Our trek to Kedarnath began the next morning. We hired a mule to carry our backpacks :-), bought a chhadi (bamboo staff) and started. The chhadi really helps. I know this because when I trekked to Vasudhara, I did not have one and I was panting for breath. Of course, there was a dearth of oxygen too (the area was dry and arid. No greenery at all) but the chhadi would have helped. When you go for a trek, always remember to carry one with you.
I must mention that when you begin trekking to Kedarnath, it is not a very pretty scene. The path is strewn with mule shit and urine. There are labourers carrying people. One man carrying a person on his back, four men carrying a person in a palki (a crude version of palanquin), there are people on horsebacks…people pushing their way… its nauseating…
But after the first kilometer, you find more space.
The trek is 14 kilometers long. And here it begins...
But there was such a cornucopia of green on the mountain and all around that I would have preferred it to be 28 kilometers. Also, I did not feel a lack of oxygen; probably because there was ample greenery around.
When sunrays fell on tender green leaves, the result was so magical.
There are Dhabas in every corner. Jal Jeera, Lime juice, channa, chai, water melon, cucumber. I stopped here and there to take some liquids. We had completed almost 9 kilometers and it started raining. We slipped in to our raincoats.
When you see cloud or fog in the valley after rainfall it means the weather is getting clear. Mausam Khulne Ki Nishani.
Can you believe that this is the Mandakini glacier? Behind the town of Kedarnath… it’s covered by soil … therefore its grey and ash like…
The night was very cold. I saw snow all around the place.

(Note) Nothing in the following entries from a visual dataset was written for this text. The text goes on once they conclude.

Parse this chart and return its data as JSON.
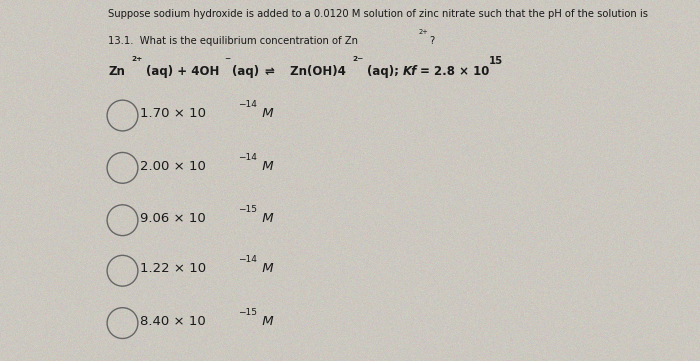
{
  "bg_color": "#ccc8c0",
  "text_color": "#1a1a1a",
  "circle_color": "#666666",
  "figsize": [
    7.0,
    3.61
  ],
  "dpi": 100,
  "line1": "Suppose sodium hydroxide is added to a 0.0120 M solution of zinc nitrate such that the pH of the solution is",
  "line2": "13.1.  What is the equilibrium concentration of Zn",
  "choices": [
    {
      "main": "1.70 × 10",
      "exp": "−14",
      "unit": " M"
    },
    {
      "main": "2.00 × 10",
      "exp": "−14",
      "unit": " M"
    },
    {
      "main": "9.06 × 10",
      "exp": "−15",
      "unit": " M"
    },
    {
      "main": "1.22 × 10",
      "exp": "−14",
      "unit": " M"
    },
    {
      "main": "8.40 × 10",
      "exp": "−15",
      "unit": " M"
    }
  ]
}
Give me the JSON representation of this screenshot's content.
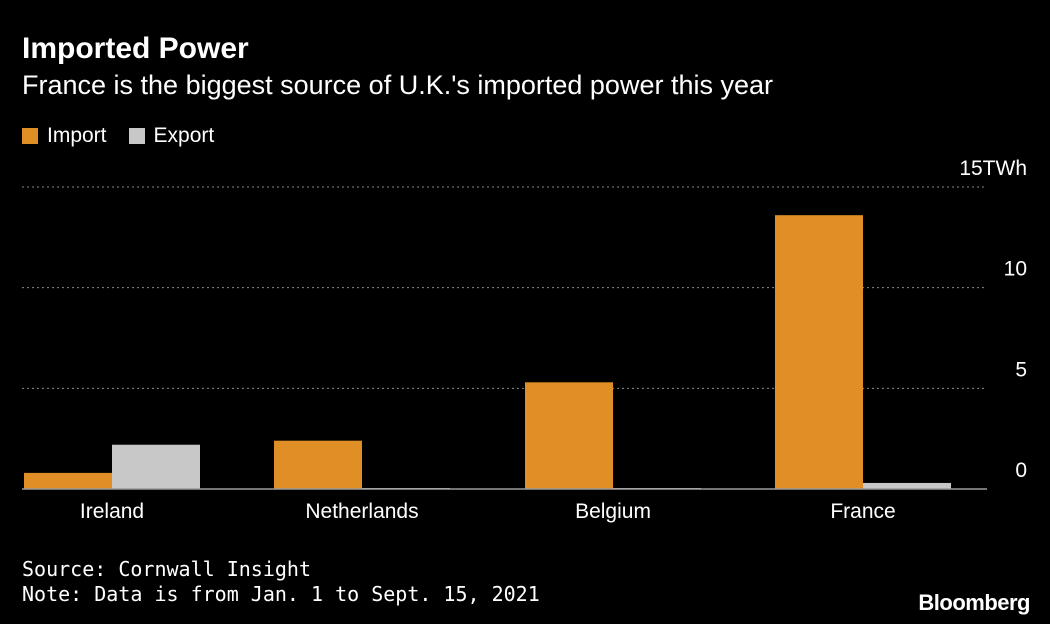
{
  "header": {
    "title": "Imported Power",
    "subtitle": "France is the biggest source of U.K.'s imported power this year"
  },
  "footer": {
    "source": "Source: Cornwall Insight",
    "note": "Note: Data is from Jan. 1 to Sept. 15, 2021",
    "brand": "Bloomberg"
  },
  "colors": {
    "import": "#e08e26",
    "export": "#c8c8c8",
    "grid": "#8a8a8a",
    "text": "#ffffff",
    "background": "#000000"
  },
  "chart_data": {
    "type": "bar",
    "title": "Imported Power",
    "subtitle": "France is the biggest source of U.K.'s imported power this year",
    "categories": [
      "Ireland",
      "Netherlands",
      "Belgium",
      "France"
    ],
    "series": [
      {
        "name": "Import",
        "values": [
          0.8,
          2.4,
          5.3,
          13.6
        ]
      },
      {
        "name": "Export",
        "values": [
          2.2,
          0.05,
          0.05,
          0.3
        ]
      }
    ],
    "ylim": [
      0,
      15
    ],
    "yticks": [
      0,
      5,
      10,
      15
    ],
    "ytick_labels": [
      "0",
      "5",
      "10",
      "15TWh"
    ],
    "ylabel": "",
    "xlabel": "",
    "grid": true,
    "legend_position": "top-left"
  }
}
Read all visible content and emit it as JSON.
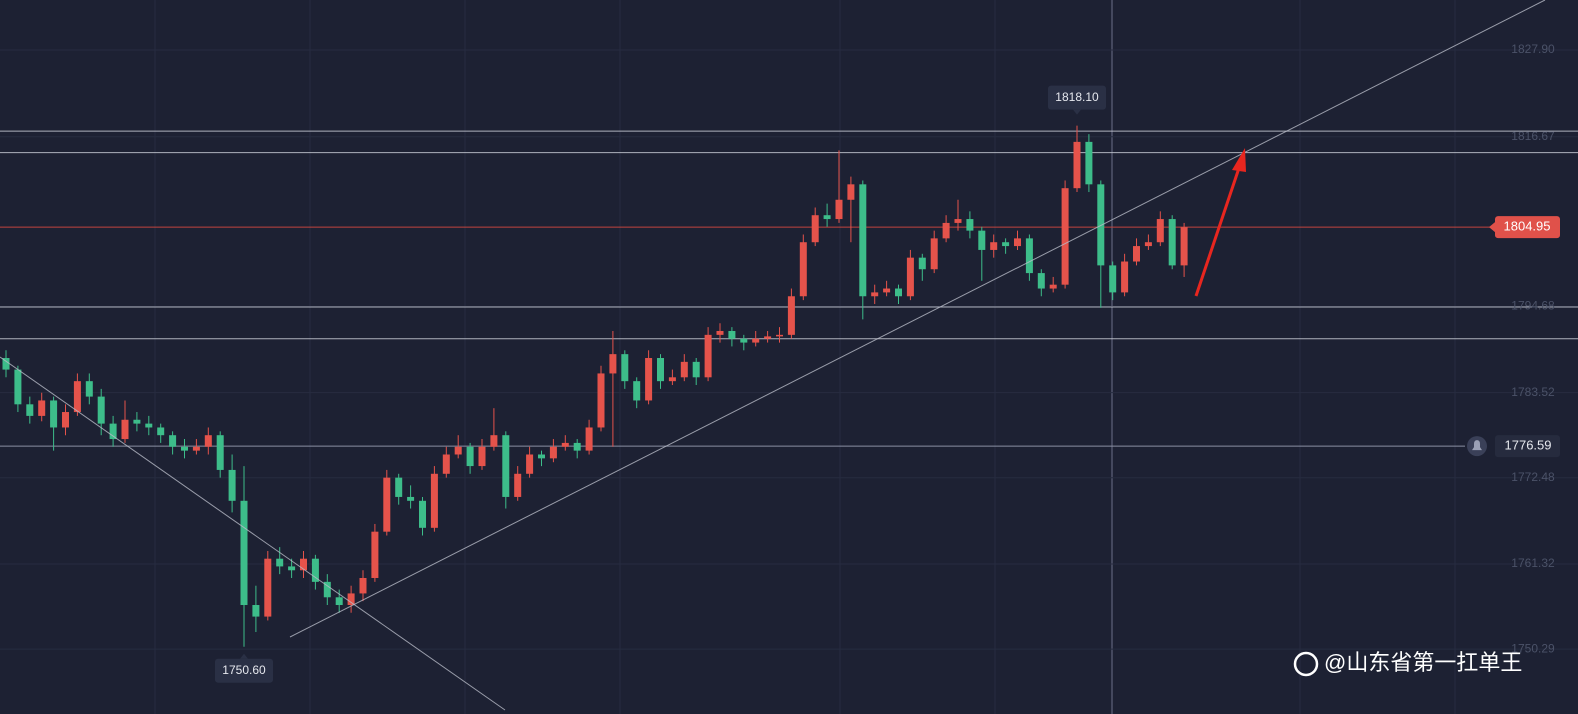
{
  "chart_data": {
    "type": "candlestick",
    "ylim": [
      1741.88,
      1834.38
    ],
    "yticks": [
      {
        "value": 1827.9,
        "label": "1827.90"
      },
      1816.67,
      1794.68,
      1783.52,
      1772.48,
      1761.32,
      1750.29
    ],
    "grid": true,
    "up_color": "#e5534b",
    "down_color": "#3dbd8a",
    "levels": [
      1817.4,
      1814.6,
      1794.6,
      1790.5
    ],
    "current_price": 1804.95,
    "alert_price": 1776.59,
    "annotations": [
      {
        "value": 1818.1,
        "label": "1818.10"
      },
      {
        "value": 1750.6,
        "label": "1750.60"
      }
    ],
    "candles": [
      [
        1788.0,
        1789.0,
        1785.5,
        1786.5
      ],
      [
        1786.5,
        1787.0,
        1781.0,
        1782.0
      ],
      [
        1782.0,
        1783.0,
        1779.5,
        1780.5
      ],
      [
        1780.5,
        1783.5,
        1779.8,
        1782.5
      ],
      [
        1782.5,
        1783.0,
        1776.0,
        1779.0
      ],
      [
        1779.0,
        1782.0,
        1778.0,
        1781.0
      ],
      [
        1781.0,
        1786.0,
        1780.5,
        1785.0
      ],
      [
        1785.0,
        1786.0,
        1782.0,
        1783.0
      ],
      [
        1783.0,
        1784.0,
        1778.0,
        1779.5
      ],
      [
        1779.5,
        1780.5,
        1776.5,
        1777.5
      ],
      [
        1777.5,
        1782.5,
        1777.0,
        1780.0
      ],
      [
        1780.0,
        1781.0,
        1778.5,
        1779.5
      ],
      [
        1779.5,
        1780.5,
        1778.0,
        1779.0
      ],
      [
        1779.0,
        1779.5,
        1777.0,
        1778.0
      ],
      [
        1778.0,
        1778.5,
        1775.5,
        1776.5
      ],
      [
        1776.5,
        1777.5,
        1775.0,
        1776.0
      ],
      [
        1776.0,
        1777.5,
        1775.5,
        1776.5
      ],
      [
        1776.5,
        1779.0,
        1775.5,
        1778.0
      ],
      [
        1778.0,
        1778.5,
        1772.5,
        1773.5
      ],
      [
        1773.5,
        1775.5,
        1768.0,
        1769.5
      ],
      [
        1769.5,
        1774.0,
        1750.6,
        1756.0
      ],
      [
        1756.0,
        1758.5,
        1752.5,
        1754.5
      ],
      [
        1754.5,
        1763.0,
        1754.0,
        1762.0
      ],
      [
        1762.0,
        1763.5,
        1760.0,
        1761.0
      ],
      [
        1761.0,
        1762.0,
        1759.5,
        1760.5
      ],
      [
        1760.5,
        1763.0,
        1759.5,
        1762.0
      ],
      [
        1762.0,
        1762.5,
        1758.0,
        1759.0
      ],
      [
        1759.0,
        1760.0,
        1756.0,
        1757.0
      ],
      [
        1757.0,
        1758.0,
        1755.0,
        1756.0
      ],
      [
        1756.0,
        1758.5,
        1755.0,
        1757.5
      ],
      [
        1757.5,
        1760.5,
        1756.5,
        1759.5
      ],
      [
        1759.5,
        1766.5,
        1759.0,
        1765.5
      ],
      [
        1765.5,
        1773.5,
        1765.0,
        1772.5
      ],
      [
        1772.5,
        1773.0,
        1769.0,
        1770.0
      ],
      [
        1770.0,
        1771.5,
        1768.5,
        1769.5
      ],
      [
        1769.5,
        1770.0,
        1765.0,
        1766.0
      ],
      [
        1766.0,
        1774.0,
        1765.5,
        1773.0
      ],
      [
        1773.0,
        1776.5,
        1772.5,
        1775.5
      ],
      [
        1775.5,
        1778.0,
        1775.0,
        1776.5
      ],
      [
        1776.5,
        1777.0,
        1773.0,
        1774.0
      ],
      [
        1774.0,
        1777.5,
        1773.5,
        1776.5
      ],
      [
        1776.5,
        1781.5,
        1776.0,
        1778.0
      ],
      [
        1778.0,
        1778.5,
        1768.5,
        1770.0
      ],
      [
        1770.0,
        1774.0,
        1769.5,
        1773.0
      ],
      [
        1773.0,
        1776.5,
        1772.5,
        1775.5
      ],
      [
        1775.5,
        1776.0,
        1774.0,
        1775.0
      ],
      [
        1775.0,
        1777.5,
        1774.5,
        1776.5
      ],
      [
        1776.5,
        1778.0,
        1776.0,
        1777.0
      ],
      [
        1777.0,
        1777.5,
        1775.0,
        1776.0
      ],
      [
        1776.0,
        1780.0,
        1775.5,
        1779.0
      ],
      [
        1779.0,
        1787.0,
        1778.5,
        1786.0
      ],
      [
        1786.0,
        1791.5,
        1776.5,
        1788.5
      ],
      [
        1788.5,
        1789.0,
        1784.0,
        1785.0
      ],
      [
        1785.0,
        1785.5,
        1781.5,
        1782.5
      ],
      [
        1782.5,
        1789.0,
        1782.0,
        1788.0
      ],
      [
        1788.0,
        1788.5,
        1784.0,
        1785.0
      ],
      [
        1785.0,
        1786.5,
        1784.5,
        1785.5
      ],
      [
        1785.5,
        1788.5,
        1785.0,
        1787.5
      ],
      [
        1787.5,
        1788.0,
        1784.5,
        1785.5
      ],
      [
        1785.5,
        1792.0,
        1785.0,
        1791.0
      ],
      [
        1791.0,
        1792.5,
        1790.0,
        1791.5
      ],
      [
        1791.5,
        1792.0,
        1789.5,
        1790.5
      ],
      [
        1790.5,
        1791.0,
        1789.0,
        1790.0
      ],
      [
        1790.0,
        1791.5,
        1789.5,
        1790.5
      ],
      [
        1790.5,
        1791.5,
        1790.0,
        1790.8
      ],
      [
        1790.8,
        1792.0,
        1790.0,
        1791.0
      ],
      [
        1791.0,
        1797.0,
        1790.5,
        1796.0
      ],
      [
        1796.0,
        1804.0,
        1795.5,
        1803.0
      ],
      [
        1803.0,
        1807.5,
        1802.5,
        1806.5
      ],
      [
        1806.5,
        1808.0,
        1805.0,
        1806.0
      ],
      [
        1806.0,
        1814.9,
        1805.5,
        1808.5
      ],
      [
        1808.5,
        1811.5,
        1803.0,
        1810.5
      ],
      [
        1810.5,
        1811.0,
        1793.0,
        1796.0
      ],
      [
        1796.0,
        1797.5,
        1795.0,
        1796.5
      ],
      [
        1796.5,
        1798.0,
        1796.0,
        1797.0
      ],
      [
        1797.0,
        1797.5,
        1795.0,
        1796.0
      ],
      [
        1796.0,
        1802.0,
        1795.5,
        1801.0
      ],
      [
        1801.0,
        1801.5,
        1798.0,
        1799.5
      ],
      [
        1799.5,
        1804.5,
        1799.0,
        1803.5
      ],
      [
        1803.5,
        1806.5,
        1803.0,
        1805.5
      ],
      [
        1805.5,
        1808.5,
        1804.5,
        1806.0
      ],
      [
        1806.0,
        1807.0,
        1803.5,
        1804.5
      ],
      [
        1804.5,
        1805.0,
        1798.0,
        1802.0
      ],
      [
        1802.0,
        1804.0,
        1801.0,
        1803.0
      ],
      [
        1803.0,
        1803.5,
        1801.5,
        1802.5
      ],
      [
        1802.5,
        1804.5,
        1802.0,
        1803.5
      ],
      [
        1803.5,
        1804.0,
        1798.0,
        1799.0
      ],
      [
        1799.0,
        1799.5,
        1796.0,
        1797.0
      ],
      [
        1797.0,
        1798.5,
        1796.5,
        1797.5
      ],
      [
        1797.5,
        1811.0,
        1797.0,
        1810.0
      ],
      [
        1810.0,
        1818.1,
        1809.5,
        1816.0
      ],
      [
        1816.0,
        1817.0,
        1809.5,
        1810.5
      ],
      [
        1810.5,
        1811.0,
        1794.5,
        1800.0
      ],
      [
        1800.0,
        1800.5,
        1795.5,
        1796.5
      ],
      [
        1796.5,
        1801.5,
        1796.0,
        1800.5
      ],
      [
        1800.5,
        1803.5,
        1800.0,
        1802.5
      ],
      [
        1802.5,
        1804.0,
        1802.0,
        1803.0
      ],
      [
        1803.0,
        1807.0,
        1802.5,
        1806.0
      ],
      [
        1806.0,
        1806.5,
        1799.5,
        1800.0
      ],
      [
        1800.0,
        1805.5,
        1798.5,
        1804.95
      ]
    ]
  },
  "watermark": "@山东省第一扛单王"
}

Next to a building, in front of a restaurant, behind that wall…
This was the next morning. Usually the sky is clear in the mornings. In the afternoons and evenings, it gets cloudy.
We had been to the temple the previous night and seen the Shivling completely decorated. We went again the next day. There was a long queue and believe me, it is difficult to sneak in but we told the police we were students. He took pity and after a long wait he let us in. The ling inside was a different sight altogether. The gold coloured silky fabric that decorated it the previous night was no longer there. It was a rough piece of rock which did not even resemble the usual lingas in its shape.
It began to rain and the picture was so different from what it was the previous day. The same valley looked so different and so much more beautiful. As someone said, life takes on a new meaning in the rain.